Now the country is opening up again, though all church buildings remain closed. Almost five months since the first cases were reported in late December, what’s happening in China now—and what can we learn from persecuted believers there and how the church has responded? Our team in China answers our questions—giving us a detailed look inside the country and church life.
What is life like in China after COVID-19?
China has been gradually returning to normal life with restrictions lifting across the country, but citizens are still very wary of a potential second wave of coronavirus cases, particularly in the original epicenter, Wuhan. As the country opens for business again, China has had to be much more vigilant about international visitors and their own nationals returning home with the virus.

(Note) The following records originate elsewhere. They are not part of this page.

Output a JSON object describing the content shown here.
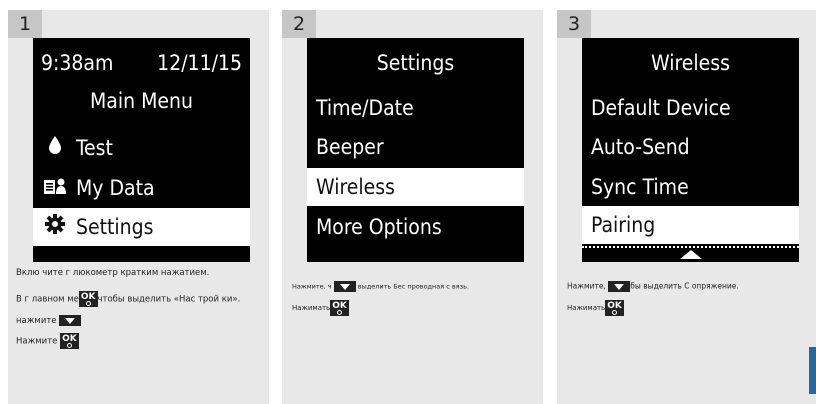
{
  "panels": [
    {
      "step": "1",
      "screen": {
        "status_time": "9:38am",
        "status_date": "12/11/15",
        "title": "Main Menu",
        "items": [
          {
            "label": "Test",
            "icon": "drop-icon"
          },
          {
            "label": "My Data",
            "icon": "data-icon"
          },
          {
            "label": "Settings",
            "icon": "gear-icon",
            "selected": true
          }
        ]
      },
      "desc": {
        "line1": "Вклю чите г люкометр кратким нажатием.",
        "line2_pre": "В г лавном ме",
        "line2_post": "чтобы выделить «Нас трой ки».",
        "line3": "нажмите",
        "line4": "Нажмите",
        "ok_label": "OK"
      }
    },
    {
      "step": "2",
      "screen": {
        "title": "Settings",
        "items": [
          {
            "label": "Time/Date"
          },
          {
            "label": "Beeper"
          },
          {
            "label": "Wireless",
            "selected": true
          },
          {
            "label": "More Options"
          }
        ]
      },
      "desc": {
        "line1_pre": "Нажмите, ч",
        "line1_post": "выделить Бес проводная с вязь.",
        "line2": "Нажимать",
        "ok_label": "OK"
      }
    },
    {
      "step": "3",
      "screen": {
        "title": "Wireless",
        "items": [
          {
            "label": "Default Device"
          },
          {
            "label": "Auto-Send"
          },
          {
            "label": "Sync Time"
          },
          {
            "label": "Pairing",
            "selected": true
          }
        ]
      },
      "desc": {
        "line1_pre": "Нажмите,",
        "line1_post": "бы выделить С опряжение.",
        "line2": "Нажимать",
        "ok_label": "OK"
      }
    }
  ]
}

To ensure there isn’t a second outbreak at the epicenter, China is now testing all 11 million residents of Wuhan. While a prudent course of action, long lines of residents waiting to be tested show little regard for physical distancing.
Travel restrictions inside China are gradually being lifted. There are still partial lockdowns in some areas, counties and villages, but the situation varies from place to place. In some places, more extensive restrictions are still enforced, such as outsiders not allowed into residential buildings, isolation of 14 days at home when citizens return home from another region, etc.
Local authorities in some cities are encouraging citizens to return to normal life and for businesses to start up again to lessen the effects of an already plunging economy.